La necesidad de esta infraestructura en Santiago de Compostela radica en la protección del Casco Histórico, exigiendo la reducción del tráfico rodado para minimizar el impacto sobre los inmuebles y pavimentos, y la creación de una zona de bajas emisiones con reducida contaminación acústica para mejorar la calidad de vida.
La iniciativa fue promovida por el Ayuntamiento de Santiago y financiada con fondos europeos Next Generation EU, además de contar con una subvención de la Secretaría General de Transportes y Movilidad. Se sitúa en una parcela al norte del Polígono del Tambre, en la Vía de la Cierva, cerca de Mercagalicia.
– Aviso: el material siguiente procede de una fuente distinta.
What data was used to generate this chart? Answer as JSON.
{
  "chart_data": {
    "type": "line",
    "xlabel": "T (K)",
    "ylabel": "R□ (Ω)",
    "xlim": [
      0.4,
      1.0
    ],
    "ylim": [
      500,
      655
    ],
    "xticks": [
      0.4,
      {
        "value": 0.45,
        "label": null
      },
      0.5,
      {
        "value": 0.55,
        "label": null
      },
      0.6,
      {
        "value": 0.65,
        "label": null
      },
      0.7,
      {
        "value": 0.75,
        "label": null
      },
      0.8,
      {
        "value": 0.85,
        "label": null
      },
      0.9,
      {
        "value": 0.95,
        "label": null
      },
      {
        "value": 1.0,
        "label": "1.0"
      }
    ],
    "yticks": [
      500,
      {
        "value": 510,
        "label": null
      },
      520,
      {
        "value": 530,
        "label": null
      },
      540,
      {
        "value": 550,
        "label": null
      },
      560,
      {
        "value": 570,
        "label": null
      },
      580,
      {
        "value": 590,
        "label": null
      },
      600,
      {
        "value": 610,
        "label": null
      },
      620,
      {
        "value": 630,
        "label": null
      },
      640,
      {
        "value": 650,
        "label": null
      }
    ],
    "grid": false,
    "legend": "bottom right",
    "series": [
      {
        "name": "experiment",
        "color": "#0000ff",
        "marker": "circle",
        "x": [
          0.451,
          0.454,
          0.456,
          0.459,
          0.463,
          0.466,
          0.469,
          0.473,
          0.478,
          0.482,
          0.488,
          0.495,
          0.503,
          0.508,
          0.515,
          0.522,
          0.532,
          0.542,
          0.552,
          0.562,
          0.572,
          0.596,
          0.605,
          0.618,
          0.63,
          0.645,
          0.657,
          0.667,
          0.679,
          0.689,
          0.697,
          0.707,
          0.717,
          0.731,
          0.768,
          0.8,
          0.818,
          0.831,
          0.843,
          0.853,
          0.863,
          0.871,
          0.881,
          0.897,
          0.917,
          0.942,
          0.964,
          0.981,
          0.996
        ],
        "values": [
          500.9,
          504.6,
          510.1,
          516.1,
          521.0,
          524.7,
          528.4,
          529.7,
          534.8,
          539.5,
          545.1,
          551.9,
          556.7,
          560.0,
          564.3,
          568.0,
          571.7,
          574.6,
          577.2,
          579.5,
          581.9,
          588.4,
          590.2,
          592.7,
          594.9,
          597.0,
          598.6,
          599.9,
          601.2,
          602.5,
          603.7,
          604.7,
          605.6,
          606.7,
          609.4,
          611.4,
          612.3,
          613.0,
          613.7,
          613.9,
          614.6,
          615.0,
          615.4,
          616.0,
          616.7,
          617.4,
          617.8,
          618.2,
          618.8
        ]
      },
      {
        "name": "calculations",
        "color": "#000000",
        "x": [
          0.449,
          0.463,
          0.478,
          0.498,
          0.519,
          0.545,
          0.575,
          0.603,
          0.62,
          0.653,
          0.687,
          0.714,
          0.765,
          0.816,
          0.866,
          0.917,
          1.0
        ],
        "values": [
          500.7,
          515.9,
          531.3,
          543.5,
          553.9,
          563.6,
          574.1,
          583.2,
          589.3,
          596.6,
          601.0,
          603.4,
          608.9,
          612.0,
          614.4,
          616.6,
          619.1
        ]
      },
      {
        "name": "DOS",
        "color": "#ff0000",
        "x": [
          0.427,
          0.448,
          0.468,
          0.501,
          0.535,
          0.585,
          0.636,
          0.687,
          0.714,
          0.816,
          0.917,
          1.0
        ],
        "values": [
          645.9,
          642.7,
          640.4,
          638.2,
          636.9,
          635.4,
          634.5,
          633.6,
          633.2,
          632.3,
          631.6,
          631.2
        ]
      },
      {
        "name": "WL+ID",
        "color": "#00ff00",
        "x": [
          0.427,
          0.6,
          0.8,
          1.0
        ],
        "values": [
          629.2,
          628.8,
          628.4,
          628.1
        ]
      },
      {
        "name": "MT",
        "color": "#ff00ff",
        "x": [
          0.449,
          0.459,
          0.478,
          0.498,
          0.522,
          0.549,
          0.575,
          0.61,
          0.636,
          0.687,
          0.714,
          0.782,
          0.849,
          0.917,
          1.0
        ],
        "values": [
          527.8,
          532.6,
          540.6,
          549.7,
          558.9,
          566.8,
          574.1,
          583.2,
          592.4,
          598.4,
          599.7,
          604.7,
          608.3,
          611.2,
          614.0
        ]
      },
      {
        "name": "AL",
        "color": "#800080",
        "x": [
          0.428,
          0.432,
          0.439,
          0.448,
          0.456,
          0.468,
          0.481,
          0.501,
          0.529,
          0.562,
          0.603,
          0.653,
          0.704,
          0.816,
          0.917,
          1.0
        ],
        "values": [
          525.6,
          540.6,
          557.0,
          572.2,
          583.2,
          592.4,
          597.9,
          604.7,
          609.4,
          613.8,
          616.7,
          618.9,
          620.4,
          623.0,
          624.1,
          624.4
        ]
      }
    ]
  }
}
Inicialmente, la plataforma servirá al núcleo del Casco Histórico, con la previsión de extenderse progresivamente a la zona monumental. Se espera que esté finalizada y equipada en el primer trimestre de 2026, iniciando operaciones a partir de ese momento. La adhesión será opcional, pero el Casco Histórico es una zona de bajas emisiones (ZBE), por lo que será obligatorio el uso de vehículos de 0 emisiones para los repartos.
La plataforma atenderá todo tipo de actividades y establecimientos que reciban o envíen mercancía en el centro histórico, incluyendo hostelería, restauración, comercio alimentario y no alimentario, así como servicios de administraciones, iglesia o universidad. La implantación será gradual, comenzando por las actividades con mayor carga.